Look, I’ll even give you a warning:
Warning: Contains God Talk
As I said before, one of my job requirements at the convent was to “be knowledgeable of Franciscan spirituality or willing to learn.”
I’ve been learning. One thing I learned is that Franciscans are real big on Humility and Contemplation.
(Notice the capital letters? That means they’re big on them.)
The key requirement for each is a self-emptying. Letting go of all those things you think make you who you are — your ego, your ambition, your work, your desires — and opening yourself up to fully experience God. They call this giving up your False Self in order to find your True Self.
Another thing they’re big on is that this is a continual process. They call it Continual Conversion.
(Not only do they like capitals, they’re fond of alliteration.)
It’s ongoing. We can never fully achieve it during our lifetime, but there is joy in the trying so we keep at it.
I want you to know these aren’t wholly new concepts for me. Protestants also speak of emptying ones self, but we tend to breeze over it because it makes us uncomfortable. It smacks of obedience and frankly, we’re not real big on obedience.
Even so, I’ve been giving it a go and so far my progress has been… um… maybe “progress” isn’t the right word. Let’s go with “inching forward at a snail’s pace.” Yeah. That sounds about right.
Emptying myself by inching forward at a snail’s pace is going fabulous. Absolutely fabulous.
Okay, let’s breeze over that for the time being. What I really wanted to say was that the morning after Sister Theodora’s birthday party, this popped up on the app I’m using for centering prayer. It’s by St. Ignatius – the founder of the Order of Jesuits. That guy.
Take, Lord, and receive all my liberty,
my memory, my understanding,
and my entire will,
All I have and call my own.
You have given all to me.
To you, Lord, I return it.
Everything is yours; do with it what you will.
Give me only your love and your grace,
that is enough for me.
Take note of that second line: “my memory.” Even that. Are we willing to give up that?

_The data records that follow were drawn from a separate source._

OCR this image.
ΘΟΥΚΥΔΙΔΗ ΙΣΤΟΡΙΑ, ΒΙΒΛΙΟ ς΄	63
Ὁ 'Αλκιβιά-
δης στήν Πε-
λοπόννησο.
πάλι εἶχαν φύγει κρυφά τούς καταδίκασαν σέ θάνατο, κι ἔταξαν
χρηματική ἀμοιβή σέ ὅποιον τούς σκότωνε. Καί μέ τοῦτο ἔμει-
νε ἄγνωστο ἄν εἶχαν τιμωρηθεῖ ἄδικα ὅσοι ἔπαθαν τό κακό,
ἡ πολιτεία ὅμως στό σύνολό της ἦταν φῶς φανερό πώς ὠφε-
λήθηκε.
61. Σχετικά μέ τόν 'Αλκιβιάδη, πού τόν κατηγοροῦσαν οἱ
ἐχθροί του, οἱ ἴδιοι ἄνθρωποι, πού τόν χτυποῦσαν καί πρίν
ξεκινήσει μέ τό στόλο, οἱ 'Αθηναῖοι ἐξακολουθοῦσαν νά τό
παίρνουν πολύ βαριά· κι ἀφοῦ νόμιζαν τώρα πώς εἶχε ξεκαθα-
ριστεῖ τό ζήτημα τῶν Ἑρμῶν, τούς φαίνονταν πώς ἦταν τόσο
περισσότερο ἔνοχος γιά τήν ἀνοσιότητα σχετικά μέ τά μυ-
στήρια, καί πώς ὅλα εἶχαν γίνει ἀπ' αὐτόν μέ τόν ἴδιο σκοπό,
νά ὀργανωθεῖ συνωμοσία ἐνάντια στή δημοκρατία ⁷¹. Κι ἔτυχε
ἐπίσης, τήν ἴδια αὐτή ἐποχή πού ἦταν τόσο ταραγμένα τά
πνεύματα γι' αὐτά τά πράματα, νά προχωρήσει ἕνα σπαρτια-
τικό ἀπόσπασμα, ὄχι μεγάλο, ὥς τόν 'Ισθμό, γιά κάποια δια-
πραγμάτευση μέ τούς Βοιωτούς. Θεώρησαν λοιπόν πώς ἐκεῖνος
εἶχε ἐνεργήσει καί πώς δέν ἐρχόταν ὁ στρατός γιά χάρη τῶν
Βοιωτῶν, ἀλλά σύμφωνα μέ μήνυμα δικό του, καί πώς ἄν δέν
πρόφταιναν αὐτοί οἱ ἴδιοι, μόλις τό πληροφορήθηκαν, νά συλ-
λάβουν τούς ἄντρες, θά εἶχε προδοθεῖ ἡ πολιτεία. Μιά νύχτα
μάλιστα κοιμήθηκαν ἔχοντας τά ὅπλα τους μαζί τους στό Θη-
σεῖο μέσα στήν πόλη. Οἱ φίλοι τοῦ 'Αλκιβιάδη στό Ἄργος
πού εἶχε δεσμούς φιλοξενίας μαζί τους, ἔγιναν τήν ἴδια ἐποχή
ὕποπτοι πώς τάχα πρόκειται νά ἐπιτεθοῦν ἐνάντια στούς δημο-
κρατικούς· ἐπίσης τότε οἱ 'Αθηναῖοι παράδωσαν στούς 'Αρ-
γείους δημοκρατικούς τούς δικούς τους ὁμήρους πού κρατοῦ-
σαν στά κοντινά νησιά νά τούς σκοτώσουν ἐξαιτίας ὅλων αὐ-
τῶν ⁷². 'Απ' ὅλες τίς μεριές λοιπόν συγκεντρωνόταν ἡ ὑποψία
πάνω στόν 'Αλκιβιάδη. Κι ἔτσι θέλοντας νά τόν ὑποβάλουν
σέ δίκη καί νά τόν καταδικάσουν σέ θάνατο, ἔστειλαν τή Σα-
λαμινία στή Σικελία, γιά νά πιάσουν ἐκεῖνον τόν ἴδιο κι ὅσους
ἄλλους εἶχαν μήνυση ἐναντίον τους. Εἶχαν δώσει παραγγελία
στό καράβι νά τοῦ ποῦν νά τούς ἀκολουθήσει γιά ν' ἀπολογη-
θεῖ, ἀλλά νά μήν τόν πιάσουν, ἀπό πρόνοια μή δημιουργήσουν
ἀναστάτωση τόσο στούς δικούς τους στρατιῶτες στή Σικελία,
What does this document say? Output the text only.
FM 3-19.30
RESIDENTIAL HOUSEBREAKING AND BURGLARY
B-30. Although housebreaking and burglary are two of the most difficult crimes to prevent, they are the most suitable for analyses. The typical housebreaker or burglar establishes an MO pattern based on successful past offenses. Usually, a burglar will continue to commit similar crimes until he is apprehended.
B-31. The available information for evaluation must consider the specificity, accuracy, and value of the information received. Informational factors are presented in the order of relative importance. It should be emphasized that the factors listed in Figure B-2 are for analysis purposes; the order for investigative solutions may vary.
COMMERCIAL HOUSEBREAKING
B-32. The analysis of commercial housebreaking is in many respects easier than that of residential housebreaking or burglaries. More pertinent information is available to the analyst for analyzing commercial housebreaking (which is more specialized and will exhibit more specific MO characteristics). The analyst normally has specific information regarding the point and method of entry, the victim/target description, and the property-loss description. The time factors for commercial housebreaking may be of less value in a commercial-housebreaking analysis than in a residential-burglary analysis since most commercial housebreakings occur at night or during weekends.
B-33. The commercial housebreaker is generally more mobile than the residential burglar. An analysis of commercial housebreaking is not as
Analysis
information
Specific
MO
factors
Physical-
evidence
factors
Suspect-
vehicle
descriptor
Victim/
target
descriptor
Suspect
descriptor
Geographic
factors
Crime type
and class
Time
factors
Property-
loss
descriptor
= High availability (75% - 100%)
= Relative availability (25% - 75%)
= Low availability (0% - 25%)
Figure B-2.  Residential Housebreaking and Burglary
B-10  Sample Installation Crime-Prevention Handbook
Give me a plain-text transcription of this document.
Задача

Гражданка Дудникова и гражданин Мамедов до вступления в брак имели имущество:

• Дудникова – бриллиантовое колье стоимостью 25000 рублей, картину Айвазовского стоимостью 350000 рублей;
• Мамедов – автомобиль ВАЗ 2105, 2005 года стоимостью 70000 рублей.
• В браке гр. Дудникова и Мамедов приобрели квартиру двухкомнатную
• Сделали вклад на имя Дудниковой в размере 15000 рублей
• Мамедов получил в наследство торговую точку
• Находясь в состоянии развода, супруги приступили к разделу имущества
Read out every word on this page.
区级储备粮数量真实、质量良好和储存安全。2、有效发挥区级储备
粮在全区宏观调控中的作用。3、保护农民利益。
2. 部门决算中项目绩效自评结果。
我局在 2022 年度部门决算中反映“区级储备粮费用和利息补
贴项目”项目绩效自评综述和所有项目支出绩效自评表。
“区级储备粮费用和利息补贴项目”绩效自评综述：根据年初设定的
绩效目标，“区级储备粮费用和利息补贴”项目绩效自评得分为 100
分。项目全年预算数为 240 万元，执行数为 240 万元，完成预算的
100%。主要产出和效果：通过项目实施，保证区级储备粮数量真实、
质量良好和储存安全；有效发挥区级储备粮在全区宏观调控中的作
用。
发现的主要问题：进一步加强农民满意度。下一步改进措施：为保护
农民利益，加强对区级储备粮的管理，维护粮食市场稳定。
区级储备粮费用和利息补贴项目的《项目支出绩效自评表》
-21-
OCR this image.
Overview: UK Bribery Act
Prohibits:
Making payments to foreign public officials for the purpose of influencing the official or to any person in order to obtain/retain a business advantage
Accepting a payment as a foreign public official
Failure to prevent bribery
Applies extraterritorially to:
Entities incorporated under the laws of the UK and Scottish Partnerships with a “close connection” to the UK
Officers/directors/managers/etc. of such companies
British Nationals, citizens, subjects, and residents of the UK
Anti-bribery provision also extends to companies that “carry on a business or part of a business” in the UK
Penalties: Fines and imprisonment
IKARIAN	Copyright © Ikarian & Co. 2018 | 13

Fact is, we may not have a choice. We can (and should) take care of our bodies, eat well, exercise, yada-yada. But even then, our genes or our environment or whatever will have the last say. We entered this world not knowing anything, we may very well exit it not knowing anything either. One way or the other, we are emptied.
But to empty oneself willingly, that’s what old man Ignatius was talking about. Remember the chief goal: we are emptied in order to be filled.
The more I think about it, the more I believe we should consider this phase Sister Theodora has entered not as sad, but as sacred. She will soon achieve her True Self and return to God. She has entered a time of Holy Returning.
(Caps all mine.)
Does this sound foolish? If so, I’ll gladly play the fool.
End God Talk
Sister Theodora didn’t stay long at the party. They say she’s not fond of big crowds so once she ate her cake and ice cream, her nurse took her back to the second floor — the Memory Care Unit, where her and five other sisters live.
They receive excellent care there, as do all the sisters who need medical attention. One time at lunch, a sister who recently moved back to the convent admitted she felt a little guilty by how nice she had it. “So many people don’t have what they need, and here I am living in comfort.”
Sitting at the table was one of my bosses — I have two and they’re a married couple, so we’ll call him Mr. Boss.
Anyway, Mr. Boss said to her, “The way I think of ‘privilege,’ it’s not that we should take away the things that bring us comfort, but that we should make sure everyone else is raised up so they receive them too.”
I rather like how he put that, don’t you? And you know, from what I learned about Sister Theodora, I’m pretty sure she’d like that too.